Israeli ultra-Orthodox Rabbi Freuchman Mandelbrot recently ruled that Jewish women are forbidden to use front-loading washing machines because they force women to bend over in provocative poses. The same rabbi ruled that (white) Jews are forbidden to play the black keys on pianos because it might lead to interracial sex.
Soon after these rulings went viral online, people discovered that Rabbi Mandelbrot and his Facebook page are merely satire. The satire works because, in the eyes of both secular and religious Israeli Jews, Rabbi Mandelbrot is believable. He is a caricature of the very real sexism and racism that some ultra-Orthodox political leaders are advocating in the Knesset.
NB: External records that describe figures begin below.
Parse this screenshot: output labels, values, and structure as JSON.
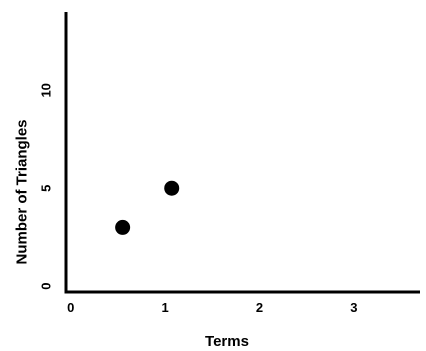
{
  "chart_data": {
    "type": "scatter",
    "title": "",
    "xlabel": "Terms",
    "ylabel": "Number of Triangles",
    "xlim": [
      -0.05,
      3.7
    ],
    "ylim": [
      -0.3,
      14
    ],
    "x_ticks": [
      0,
      1,
      2,
      3
    ],
    "x_tick_labels": [
      "0",
      "1",
      "2",
      "3"
    ],
    "y_ticks": [
      0,
      5,
      10
    ],
    "y_tick_labels": [
      "0",
      "5",
      "10"
    ],
    "grid": false,
    "legend": "none",
    "series": [
      {
        "x": [
          0.55,
          1.07
        ],
        "y": [
          3,
          5
        ],
        "color": "#000000"
      }
    ]
  }
}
The majority of Israelis are distancing themselves from this brand of Judaism. They are becoming more vocal in criticizing extreme positions like those catalogued in our recent report “Racism and Gender in Israel.” It is no wonder, then, that more Israeli feet are walking into our congregations and opting for an alternative way to express their Judaism. It is also no wonder that ultra-Orthodox politicians like Israeli Religious Services Minister David Azoulay and MK Moshe Gafni are lashing out against Reform Jews, accusing us of “stabbing the Torah in the back,” and of being “sinners” and a “danger to Judaism.” Azoulay and Gafni feel threatened. That’s why they are lashing out.
What are we going to do? We’re going to make limonana out of these lemons. We’re going to take Prime Minister Benjamin Netanyahu at his word and accept his invitation to participate in “roundtable discussions” between the leadership of the non-Orthodox Jewish denominations in Israel and members of the government. We’re going to spread the message of URJ President Rabbi Rick Jacobs, who said during a radio interview in Israel yesterday: “Every day we stand up against the delegitimization of Israel while members of the Israeli government delegitimize Reform Jews. We’re going to rise above the name-calling and negativity. We’re going to continue our work to make Israel a more inclusive, egalitarian and democratic country.”